I nodded grimly. “What else?”
“So Dominus is going to be coming after you. Hard. Because you’re hunting his species, you tried to kill his portal master, and now you kidnapped his beloved daughter. Real smart, Asher. Real smart.”
“How was I supposed to know it was his daughter? What’s he doing sending his daughter up here, anyway?”
“They’re desperate, they need blood. Not a lot left who can navigate Earth . . . especially now that there are rumors humans have been destroying portals.”
“Nine left,” I said. “I’m close.”
Brad peered at me. “You need to stop.”
“I can’t. You know that.”
“You’re committing a genocide. Let her go, she’s innocent.”
“No demon is innocent,” I said. “What happens when they build back up? Ten thousand demons . . . a million demons . . . a hundred million demons. We’d be right back in the Dark Ages. It’ll be ten thousand years before we get another shot like this, and by then maybe we’ll be extinct.”

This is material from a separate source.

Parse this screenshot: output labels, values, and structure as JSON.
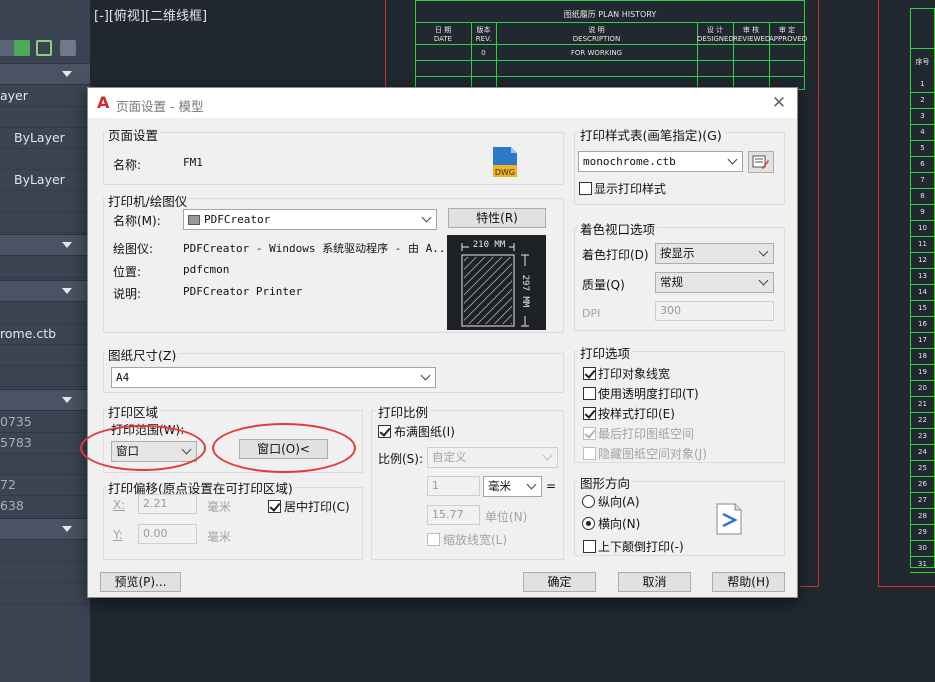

“It’s supposed to be balanced,” Brad said, “our world and theirs. It’s been that way for centuries . . . for as long as there’s been civilization.”
“She tell you that? Them using us like cattle, you think that’s balanced?”
Brad sighed. “This isn’t about balance. This is about Nicole and Joy.”
My jaw tightened at the mention of my wife and daughter. “They hunt us.”
“You hunt them.”
“Forget it. I’m not talking about this with you. What about her healing ability? You get anything on that?”